Bancah Tingkuluak Nagari Lubuk Malako
Oleh :
Nama: Annisa Putri
Nim : 2310741014
Pada zaman dahulu di nagari Lubuk Malako, terdapat dua orang yang sedang bekerja disawah, yiatu berupa seorang ibu dan seorang anak gadisnya. Meskipun disawah tersebut terdapat dua orang tetapi yang hanya bekerja yaitu hanya ibunya saja, sang anak hanya duduk cantik melihat ibunya bekerja. Pada saat sedang bekerja ditengah panasnya terik matahari, sang ibu meminta anak gadis nya untuk mengambil air minum ke rumah, dimana rumah mereka lumayan jauh dari tempat mereka bekerja tersebut.
Karena hari pada siang itu cukup panas, anak tersebut membantah dan tidak mengindahkan perkataan ibunya tersebut, ibunya yang lelah karena bekerja dan juga karena cuaca yang sangat terik pada waktu itu, sang ibu terus meminta air kepada anaknya tersebut, tetapi anak nya selalu tidak mendengarkan permintaan ibunya tadi.
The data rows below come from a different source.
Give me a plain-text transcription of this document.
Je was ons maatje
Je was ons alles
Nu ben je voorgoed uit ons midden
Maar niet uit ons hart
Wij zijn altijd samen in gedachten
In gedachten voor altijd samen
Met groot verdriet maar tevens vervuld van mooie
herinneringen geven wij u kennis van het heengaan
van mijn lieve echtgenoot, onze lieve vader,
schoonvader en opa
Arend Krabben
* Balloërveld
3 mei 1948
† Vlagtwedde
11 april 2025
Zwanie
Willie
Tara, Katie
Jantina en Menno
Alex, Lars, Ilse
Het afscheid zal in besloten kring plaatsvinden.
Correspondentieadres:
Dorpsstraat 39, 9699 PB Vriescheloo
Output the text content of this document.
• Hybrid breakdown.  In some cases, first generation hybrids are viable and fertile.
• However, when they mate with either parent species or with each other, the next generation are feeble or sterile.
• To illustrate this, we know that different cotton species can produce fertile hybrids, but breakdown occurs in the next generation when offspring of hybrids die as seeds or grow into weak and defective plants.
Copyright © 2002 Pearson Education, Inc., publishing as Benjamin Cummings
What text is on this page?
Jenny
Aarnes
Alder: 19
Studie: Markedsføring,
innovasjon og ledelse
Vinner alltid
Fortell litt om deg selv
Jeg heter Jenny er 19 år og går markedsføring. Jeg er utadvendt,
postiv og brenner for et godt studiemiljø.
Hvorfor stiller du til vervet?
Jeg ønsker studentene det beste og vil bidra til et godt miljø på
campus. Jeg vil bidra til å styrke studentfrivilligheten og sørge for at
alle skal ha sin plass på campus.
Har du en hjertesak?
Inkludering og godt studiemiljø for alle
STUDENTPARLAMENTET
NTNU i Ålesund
Waktu terus berlalu namun anak gadis tersebut selalu membantah dan tidak mengerjakan apa yang disuruh ibu nya.Pada saat anak gadis tadi berjalan-jalan sambil melihat sawah, tidak sengaja anak gadis tadi terjatuh masuk ke dalam sawah dan menenggelam kan seluruh tubuhnya. Semua tubuh dari kaki sampai atas kepalanya terbenam dan yang hanya tersisa hanya sebuah tingkuluak yang dipakai oleh anak gadis tadi yang tersisa diatas lumpur di dalam sawah tersebut. Sang ibu terus menangis karena kejadian tersebut dan yang tersisa hanya sebuah tingkuluak milik anaknya tadi.
Kesimpulan dari cerita diatas adalah kita sebagai anak seharusnya tidak membantah dan menolong orang tua kita yang jelas sudah membesarkan danerawat kita dari dalam kandungan hingga sekarang ini. Semua tidak ada yang mustahil, selagi Allah SWT berkehendak. Hormati dan sayangi lah kedua orang tua kalian selagi mereka masih ada di dunia ini.